Why Website Security Matters More Than Ever

Small businesses in Fort Wayne are prime targets. Hackers know you have customer data, payment info, and often weak defenses. 43% of cyberattacks hit small businesses, and 60% of those companies shut down within 6 months of a breach. A hacked site can steal credit cards, inject malware, send spam, or redirect visitors to scam sites. Google will blacklist you, browsers will show “Not Secure” warnings, and customers will leave — fast.
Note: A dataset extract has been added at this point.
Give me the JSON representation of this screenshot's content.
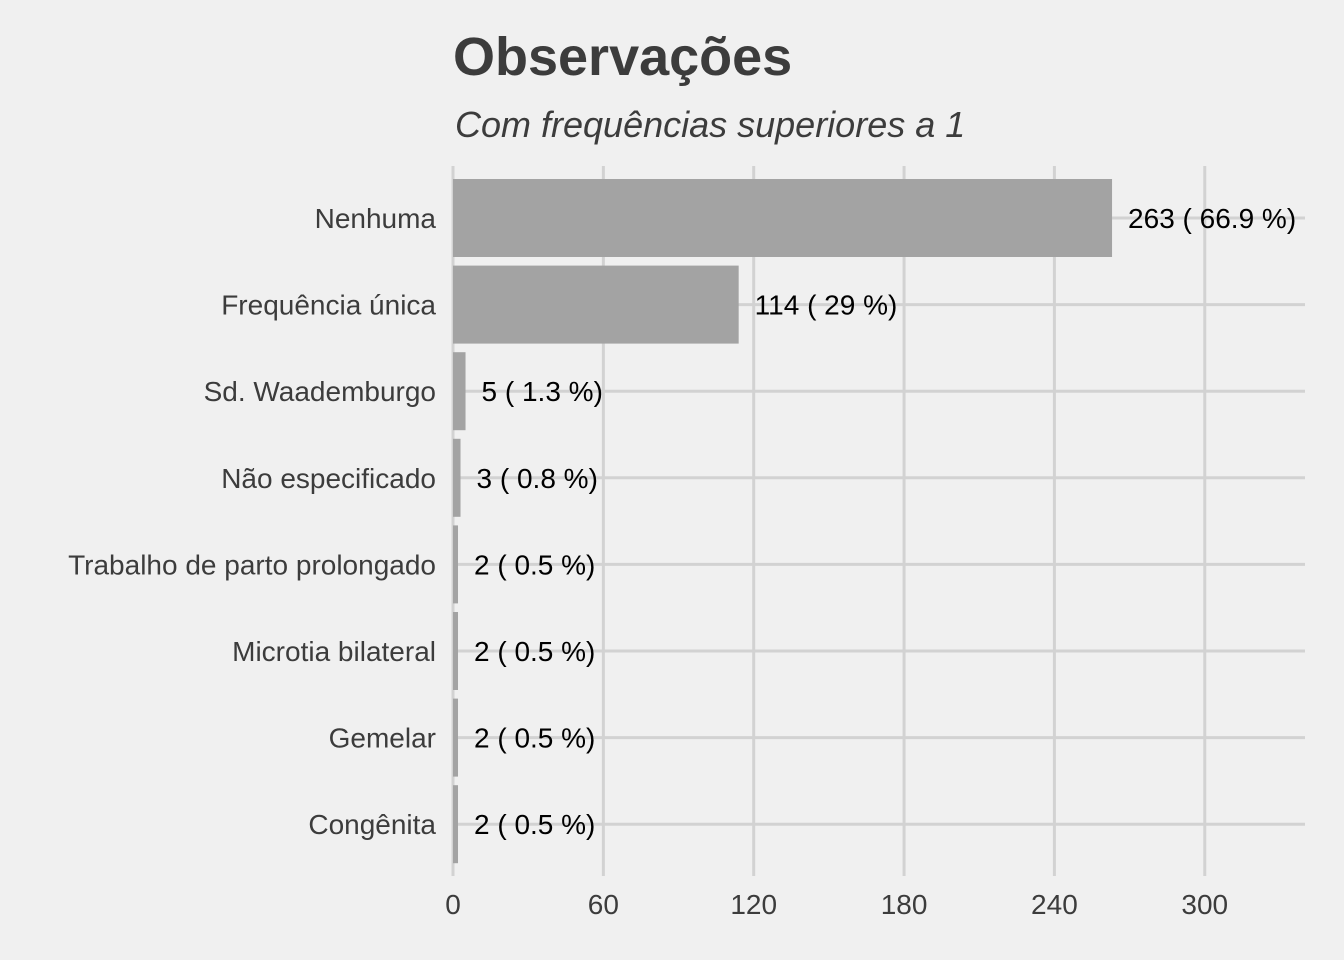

The Real Costs of Poor Security

Lost Trust: 85% of users won’t browse an unsecure site. If they see “Your connection is not private,” they’re gone.
SEO Penalties: Google drops hacked or unsecure sites in rankings. Recovering can take months.
Legal Liability: If customer data leaks, you could face fines under data privacy laws.
Downtime: Cleaning malware and restoring backups means days offline. Every hour costs sales.
How to Secure Your Business Website

1. Install SSL and Force HTTPS
An SSL certificate encrypts data between users and your site. Without it, browsers show “Not Secure” and Google ranks you lower. SSL is now standard — not optional. Most hosts include free SSL, so there’s no excuse.

2. Keep Software Updated
WordPress, plugins, and themes release security patches constantly. Outdated software is the #1 way sites get hacked. Enable auto-updates or have your developer update monthly. Delete unused plugins — they’re backdoors.

3. Use Strong Passwords + 2FA
“admin123” won’t cut it. Use long, unique passwords for your hosting, CMS, and database. Add two-factor authentication so even stolen passwords don’t grant access.

4. Daily Backups
If you do get hacked, backups are your lifeline. Automate daily off-site backups so you can restore a clean version in minutes, not weeks.

5. Add a Web Application Firewall
A WAF like Cloudflare or Sucuri blocks malicious traffic before it hits your site. It stops brute force attacks, SQL injection, and bot spam.

6. Limit User Access
Don’t give everyone admin rights. Contractors and employees should only access what they need. Remove users who no longer work with you.

7. Scan for Malware Regularly
Use tools like Wordfence or SiteLock to scan for malware weekly. Early detection prevents Google blacklisting.